Decades ago, Dorothy Burrows taught Drama and wrote short plays and the occasional short story. She won a few awards.  After years of working in a museum, retirement is enabling her to enjoy creative writing again. Walking in the countryside often gives her ideas for poems, especially haiku. She attends poetry classes tutored by Elaine Baker. 
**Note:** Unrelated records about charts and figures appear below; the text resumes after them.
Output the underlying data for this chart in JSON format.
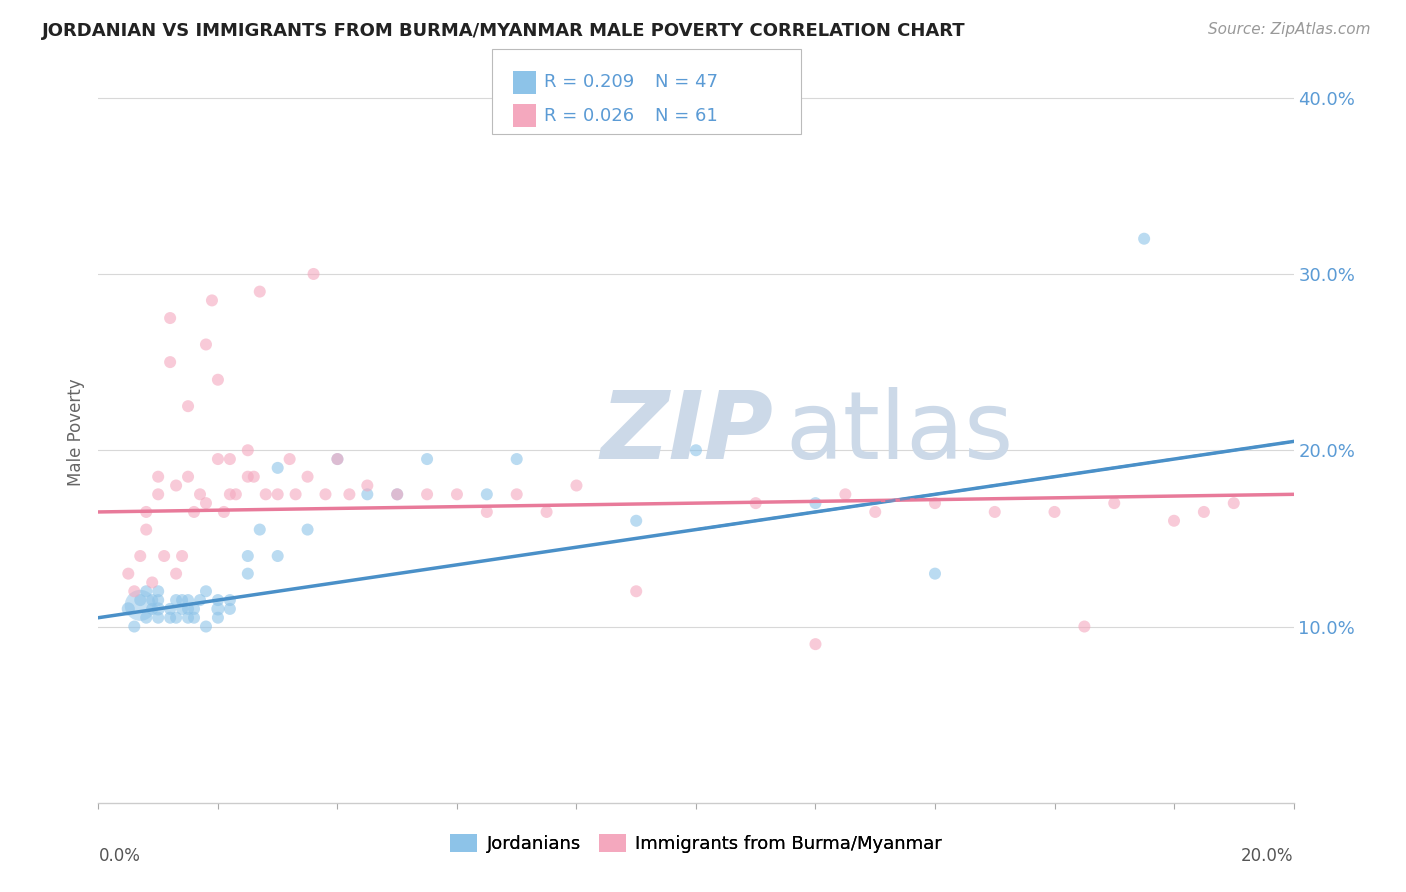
{
  "title": "JORDANIAN VS IMMIGRANTS FROM BURMA/MYANMAR MALE POVERTY CORRELATION CHART",
  "source": "Source: ZipAtlas.com",
  "ylabel": "Male Poverty",
  "legend_r1": "R = 0.209",
  "legend_n1": "N = 47",
  "legend_r2": "R = 0.026",
  "legend_n2": "N = 61",
  "color_blue": "#8dc3e8",
  "color_pink": "#f4a8be",
  "color_blue_dark": "#3a7abf",
  "color_blue_line": "#4a90c8",
  "color_pink_line": "#e87a9a",
  "color_axis_text": "#5b9bd5",
  "ytick_labels": [
    "10.0%",
    "20.0%",
    "30.0%",
    "40.0%"
  ],
  "ytick_values": [
    0.1,
    0.2,
    0.3,
    0.4
  ],
  "xmin": 0.0,
  "xmax": 0.2,
  "ymin": 0.0,
  "ymax": 0.42,
  "blue_scatter_x": [
    0.005,
    0.006,
    0.007,
    0.008,
    0.008,
    0.009,
    0.009,
    0.01,
    0.01,
    0.01,
    0.01,
    0.012,
    0.012,
    0.013,
    0.013,
    0.014,
    0.014,
    0.015,
    0.015,
    0.015,
    0.016,
    0.016,
    0.017,
    0.018,
    0.018,
    0.02,
    0.02,
    0.02,
    0.022,
    0.022,
    0.025,
    0.025,
    0.027,
    0.03,
    0.03,
    0.035,
    0.04,
    0.045,
    0.05,
    0.055,
    0.065,
    0.07,
    0.09,
    0.1,
    0.12,
    0.14,
    0.175
  ],
  "blue_scatter_y": [
    0.11,
    0.1,
    0.115,
    0.105,
    0.12,
    0.11,
    0.115,
    0.105,
    0.11,
    0.115,
    0.12,
    0.105,
    0.11,
    0.105,
    0.115,
    0.11,
    0.115,
    0.105,
    0.11,
    0.115,
    0.105,
    0.11,
    0.115,
    0.1,
    0.12,
    0.105,
    0.11,
    0.115,
    0.11,
    0.115,
    0.13,
    0.14,
    0.155,
    0.14,
    0.19,
    0.155,
    0.195,
    0.175,
    0.175,
    0.195,
    0.175,
    0.195,
    0.16,
    0.2,
    0.17,
    0.13,
    0.32
  ],
  "blue_scatter_sizes": [
    30,
    25,
    25,
    25,
    25,
    25,
    25,
    25,
    30,
    25,
    25,
    25,
    25,
    25,
    25,
    25,
    25,
    25,
    25,
    25,
    25,
    25,
    25,
    25,
    25,
    25,
    30,
    25,
    25,
    25,
    25,
    25,
    25,
    25,
    25,
    25,
    25,
    25,
    25,
    25,
    25,
    25,
    25,
    25,
    25,
    25,
    25
  ],
  "blue_large_dot_idx": 0,
  "blue_large_dot_size": 400,
  "pink_scatter_x": [
    0.005,
    0.006,
    0.007,
    0.008,
    0.008,
    0.009,
    0.01,
    0.01,
    0.011,
    0.012,
    0.012,
    0.013,
    0.013,
    0.014,
    0.015,
    0.015,
    0.016,
    0.017,
    0.018,
    0.018,
    0.019,
    0.02,
    0.02,
    0.021,
    0.022,
    0.022,
    0.023,
    0.025,
    0.025,
    0.026,
    0.027,
    0.028,
    0.03,
    0.032,
    0.033,
    0.035,
    0.036,
    0.038,
    0.04,
    0.042,
    0.045,
    0.05,
    0.055,
    0.06,
    0.065,
    0.07,
    0.075,
    0.08,
    0.09,
    0.11,
    0.12,
    0.125,
    0.13,
    0.14,
    0.15,
    0.16,
    0.165,
    0.17,
    0.18,
    0.185,
    0.19
  ],
  "pink_scatter_y": [
    0.13,
    0.12,
    0.14,
    0.155,
    0.165,
    0.125,
    0.175,
    0.185,
    0.14,
    0.25,
    0.275,
    0.18,
    0.13,
    0.14,
    0.185,
    0.225,
    0.165,
    0.175,
    0.17,
    0.26,
    0.285,
    0.195,
    0.24,
    0.165,
    0.195,
    0.175,
    0.175,
    0.2,
    0.185,
    0.185,
    0.29,
    0.175,
    0.175,
    0.195,
    0.175,
    0.185,
    0.3,
    0.175,
    0.195,
    0.175,
    0.18,
    0.175,
    0.175,
    0.175,
    0.165,
    0.175,
    0.165,
    0.18,
    0.12,
    0.17,
    0.09,
    0.175,
    0.165,
    0.17,
    0.165,
    0.165,
    0.1,
    0.17,
    0.16,
    0.165,
    0.17
  ],
  "pink_scatter_sizes": [
    25,
    25,
    25,
    25,
    25,
    25,
    25,
    25,
    25,
    25,
    25,
    25,
    25,
    25,
    25,
    25,
    25,
    25,
    25,
    25,
    25,
    25,
    25,
    25,
    25,
    25,
    25,
    25,
    25,
    25,
    25,
    25,
    25,
    25,
    25,
    25,
    25,
    25,
    25,
    25,
    25,
    25,
    25,
    25,
    25,
    25,
    25,
    25,
    25,
    25,
    25,
    25,
    25,
    25,
    25,
    25,
    25,
    25,
    25,
    25,
    25
  ],
  "watermark_zip": "ZIP",
  "watermark_atlas": "atlas",
  "watermark_color": "#ccd9e8",
  "background_color": "#ffffff",
  "grid_color": "#d8d8d8"
}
Tipping out an old brown suitcase,

I find you have left me your skirt.

It was a best skirt too: worn mainly

for village fetes, Sunday School shows,


set-menu dinners on coach holidays

to Ilfracombe, Lyme Regis, Inverness.

Pure polyester; so easy for you to throw

in the twin tub, your rock ’n roll spin-dryer


then hang out with dolly pegs on the line

amongst rhubarb and goosegogs to dry.

Once, sea breezes whipped up and blew it

across our field full of Friesian bullocks;


you battled through grass and cow pats

with a long yard-broom to bring it back

to scrub again with Lux soap flakes

and typical feistiness in the scullery sink


before wringing it, pegging it out afresh

with three extra pegs for good luck.

Your skirt held fast to the line this time

whirling, flapping in the Westerly wind;


bright, loud, agitated, strong; an exotic bird

crash-landing on a patch of marshland

at Lancashire’s edge. Your skirt’s patterns

in green, orange, blue, look vivid even now


against the grey; its synthetic sheen is still

silky smooth forty odd years on. Let’s face it,

this skirt was not worn much. It wasn’t done

for folk like you to shock in-laws, neighbours,


and the village set with a flounce of urban chic;

But did it ever look chic on you? Is that why you

left it in the case? So I would wash it, wear it;

breeze into arty parties, like you never could?